Hotel, room, great, time etc. All words indicate about a review. Based on these frequencies, we can understand the reviews.

In [None]:
#converting into string

res_text=' '.join([i for i in lem_final_words if not i.isdigit()])

In [None]:
from wordcloud import WordCloud

In [None]:
plt.subplots(figsize=(16,10))
wordcloud = WordCloud(
                          background_color='black',
                          max_words=100,
                          width=1400,
                          height=1200
                         ).generate(res_text)


plt.imshow(wordcloud)
plt.title('Text Corpus WordCloud (100 words)')
plt.axis('off')
plt.show()

In [None]:
plt.subplots(figsize=(16,10))
wordcloud = WordCloud(
                          background_color='black',
                          max_words=200,
                          width=1400,
                          height=1200
                         ).generate(res_text)


plt.imshow(wordcloud)
plt.title('Text Corpus WordCloud (200 words)')
plt.axis('off')
plt.show()

# Reviews Classifier

We will use the in-built methods in TextBlob to generate review polarity and subjectivity.

In [None]:
for a in df_arr:
    text=a[0]
    testimonial = TextBlob(text)
    testimonial.sentiment
    polarity_arr.append(testimonial.sentiment.polarity)
    subjectivity_arr.append(testimonial.sentiment.subjectivity)

In [None]:
df["Review_Polarity"]=polarity_arr
df["Review_Subjectivity"]=subjectivity_arr

In [None]:
df.head(3)

In [None]:
df_arr[0:3]

# Some Data Analysis

In [None]:
import seaborn as sns

In [None]:
plt.figure(figsize=(15,8))
sns.distplot(df["Review_Polarity"])


In [None]:
plt.figure(figsize=(15,8))
sns.distplot(df["Review_Subjectivity"])


With this, we get more valuable data. 

In [None]:
len(df_arr)

# Training the model on Data

In [None]:
from textblob.classifiers import NaiveBayesClassifier

Note:

I tried training with 20,000+ data points.
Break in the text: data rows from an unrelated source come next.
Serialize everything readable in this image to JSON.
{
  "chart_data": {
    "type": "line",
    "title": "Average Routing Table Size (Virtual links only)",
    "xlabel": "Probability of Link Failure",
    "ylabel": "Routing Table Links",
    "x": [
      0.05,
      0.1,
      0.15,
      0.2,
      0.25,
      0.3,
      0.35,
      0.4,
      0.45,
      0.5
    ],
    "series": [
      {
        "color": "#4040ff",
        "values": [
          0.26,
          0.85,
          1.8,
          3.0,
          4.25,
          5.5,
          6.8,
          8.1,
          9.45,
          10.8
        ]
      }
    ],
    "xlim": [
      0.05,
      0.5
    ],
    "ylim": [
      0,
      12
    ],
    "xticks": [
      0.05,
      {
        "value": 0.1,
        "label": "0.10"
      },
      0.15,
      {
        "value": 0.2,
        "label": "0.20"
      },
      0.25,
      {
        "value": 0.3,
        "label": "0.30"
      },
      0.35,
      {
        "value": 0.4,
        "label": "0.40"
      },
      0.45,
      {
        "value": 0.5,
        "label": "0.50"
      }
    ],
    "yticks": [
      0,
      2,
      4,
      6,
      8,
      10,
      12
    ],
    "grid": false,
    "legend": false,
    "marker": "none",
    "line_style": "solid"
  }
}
But with so many data points and TextBlob, I could not train on KAGGLE notebook. 
Let us try with only 1000 data points.


In [None]:
df_model=df_arr[0:1000]

In [None]:
cl = NaiveBayesClassifier(df_model)

# Classifying Text

In [None]:
cl.classify("The hotel is very good. Food was good, housekeeping could have been better. The staff was ok")
            

In [None]:
test_text=".before stay hotel arrange car service price 53 tip reasonable driver waiting arrival.checkin easy downside room picked 2 person jacuzi tub no bath accessories salts bubble bath did n't stay, night got 12/1a checked voucher bottle champagne nice gesture fish waiting room, impression room huge open space felt room big, tv far away bed chore change channel, ipod dock broken disappointing.in morning way asked desk check thermostat said 65f "

In [None]:
cl.classify(test_text)

In [None]:
#so we can say that the classifier has been doing well.
#With better computational resources, it can perform better.